Encarcelado sospechoso de apuñalamiento en iglesia en España

    El Tribunal Supremo de España ordenó el lunes la prisión preventiva de un sospechoso que llevó a cabo ataques con cuchillo en dos iglesias en el sur de España la semana pasada, describiendo sus acciones como un «ataque yihadista dirigido».

    El ciudadano marroquí Yassin Ganja, de 25 años, enfrenta cargos de «asesinato agravado con intención terrorista» y múltiples cargos por daños corporales graves después de matar a un sacristán e herir a otros cuatro en la ciudad de Algeciras el 25 de enero, dijo el Tribunal Superior. En una oracion. Ganja ha estado bajo custodia desde su arresto, el primer ataque de militantes islamistas en España desde 2017, en el que murieron 16 personas y casi 200 resultaron heridas.

    Si es declarado culpable, dijo el tribunal, la sentencia podría ser cadena perpetua. «La evidencia reunida respalda la clasificación de las acciones de Yasin Ganja como un ataque yihadista contra sacerdotes que profesan la fe de la Iglesia Católica y contra musulmanes que no siguen los mandatos del Corán», dijo el tribunal.

    Según el tribunal, una de las víctimas de Ganja era un ciudadano marroquí al que consideraba un «infiel» y creía que era un musulmán converso, aunque el tribunal no proporcionó más detalles.
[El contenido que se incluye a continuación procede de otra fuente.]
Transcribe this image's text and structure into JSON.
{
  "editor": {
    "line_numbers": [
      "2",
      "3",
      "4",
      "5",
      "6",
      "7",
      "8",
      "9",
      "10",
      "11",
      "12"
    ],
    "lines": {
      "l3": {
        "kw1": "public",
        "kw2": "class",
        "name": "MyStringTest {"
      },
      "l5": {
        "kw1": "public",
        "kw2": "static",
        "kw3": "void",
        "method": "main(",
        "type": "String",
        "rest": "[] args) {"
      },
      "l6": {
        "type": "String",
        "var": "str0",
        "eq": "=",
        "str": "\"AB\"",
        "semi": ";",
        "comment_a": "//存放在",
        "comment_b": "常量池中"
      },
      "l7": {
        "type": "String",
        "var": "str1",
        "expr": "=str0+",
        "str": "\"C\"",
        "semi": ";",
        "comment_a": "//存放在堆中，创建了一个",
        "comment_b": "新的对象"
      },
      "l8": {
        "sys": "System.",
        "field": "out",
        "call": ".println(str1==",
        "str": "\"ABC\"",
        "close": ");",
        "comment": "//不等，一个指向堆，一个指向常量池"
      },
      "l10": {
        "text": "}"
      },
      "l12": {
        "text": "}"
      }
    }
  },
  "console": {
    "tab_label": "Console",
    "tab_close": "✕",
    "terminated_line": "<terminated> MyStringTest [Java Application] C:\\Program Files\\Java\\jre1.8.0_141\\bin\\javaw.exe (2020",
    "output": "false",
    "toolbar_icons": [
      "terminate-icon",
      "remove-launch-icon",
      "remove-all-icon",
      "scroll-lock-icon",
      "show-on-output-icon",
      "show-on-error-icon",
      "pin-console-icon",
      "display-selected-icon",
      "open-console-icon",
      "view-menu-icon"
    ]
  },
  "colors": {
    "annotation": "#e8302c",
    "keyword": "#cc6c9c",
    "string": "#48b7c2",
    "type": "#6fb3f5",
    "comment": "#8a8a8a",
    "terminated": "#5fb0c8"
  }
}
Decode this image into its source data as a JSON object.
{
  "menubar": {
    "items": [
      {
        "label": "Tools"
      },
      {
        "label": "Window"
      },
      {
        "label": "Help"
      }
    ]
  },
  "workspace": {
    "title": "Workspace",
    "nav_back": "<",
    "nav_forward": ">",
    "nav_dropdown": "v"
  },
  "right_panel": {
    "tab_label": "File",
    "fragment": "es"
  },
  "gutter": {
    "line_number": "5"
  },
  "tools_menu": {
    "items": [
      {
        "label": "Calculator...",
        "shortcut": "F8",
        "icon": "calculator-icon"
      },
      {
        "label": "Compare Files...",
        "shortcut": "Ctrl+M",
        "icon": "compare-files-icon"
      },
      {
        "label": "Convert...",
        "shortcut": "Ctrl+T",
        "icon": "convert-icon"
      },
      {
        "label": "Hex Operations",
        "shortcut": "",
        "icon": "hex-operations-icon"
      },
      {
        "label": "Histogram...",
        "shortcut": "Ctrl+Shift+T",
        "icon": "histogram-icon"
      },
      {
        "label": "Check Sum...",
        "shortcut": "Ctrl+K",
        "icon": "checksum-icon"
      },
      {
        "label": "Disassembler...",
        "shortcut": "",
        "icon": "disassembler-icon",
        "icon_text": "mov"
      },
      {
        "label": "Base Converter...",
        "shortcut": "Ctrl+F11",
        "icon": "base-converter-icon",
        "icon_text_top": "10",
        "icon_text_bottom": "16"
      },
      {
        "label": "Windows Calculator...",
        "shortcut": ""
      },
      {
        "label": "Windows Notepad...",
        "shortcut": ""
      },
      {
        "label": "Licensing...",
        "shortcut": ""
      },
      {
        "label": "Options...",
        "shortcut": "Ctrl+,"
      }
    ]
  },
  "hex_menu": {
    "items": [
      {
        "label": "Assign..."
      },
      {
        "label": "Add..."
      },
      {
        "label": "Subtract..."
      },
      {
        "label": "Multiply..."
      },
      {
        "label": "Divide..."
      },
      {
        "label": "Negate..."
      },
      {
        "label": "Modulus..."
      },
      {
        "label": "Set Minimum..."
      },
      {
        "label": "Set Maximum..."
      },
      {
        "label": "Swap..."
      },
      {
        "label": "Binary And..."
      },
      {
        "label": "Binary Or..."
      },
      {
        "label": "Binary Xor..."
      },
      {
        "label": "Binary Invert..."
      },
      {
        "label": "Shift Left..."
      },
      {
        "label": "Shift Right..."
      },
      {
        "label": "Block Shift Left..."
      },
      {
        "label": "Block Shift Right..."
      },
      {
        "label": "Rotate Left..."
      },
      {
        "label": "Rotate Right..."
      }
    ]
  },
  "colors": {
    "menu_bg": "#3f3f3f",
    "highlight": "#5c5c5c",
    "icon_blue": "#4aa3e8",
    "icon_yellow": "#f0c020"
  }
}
También concluyó que el sospechoso pudo haber actuado solo, ya que Ganja le dijo tanto al tribunal como a la policía que no había jurado lealtad a ningún grupo militante.

    El tribunal también dijo que la inteligencia policial no estaba al tanto del motivo de Ganja antes del ataque. Según el parte policial remitido al juzgado, «no estuvo implicado en ningún altercado o incidente que pudiera derivar en alguna actuación policial».

    Los investigadores describieron a Ganja como inestable y la policía dijo el lunes que creen que pasó por un rápido proceso de auto-radicalización en un corto período de tiempo. La policía interrogó a personas al tanto que dijeron que hubo un cambio total de actitud hacia la marihuana en el mes o mes y medio antes del ataque. Hasta entonces, había llevado una vida «normal», dijeron algunos que lo conocieron.

    Un gran bebedor y fumador de hachís, Ganja en un momento cambió sus hábitos y comenzó a escuchar grabaciones del Corán en su teléfono móvil, dijeron los residentes.

    (Esta historia no ha sido editada por el personal de DevDiscourse y se genera automáticamente a partir de un feed sindicado).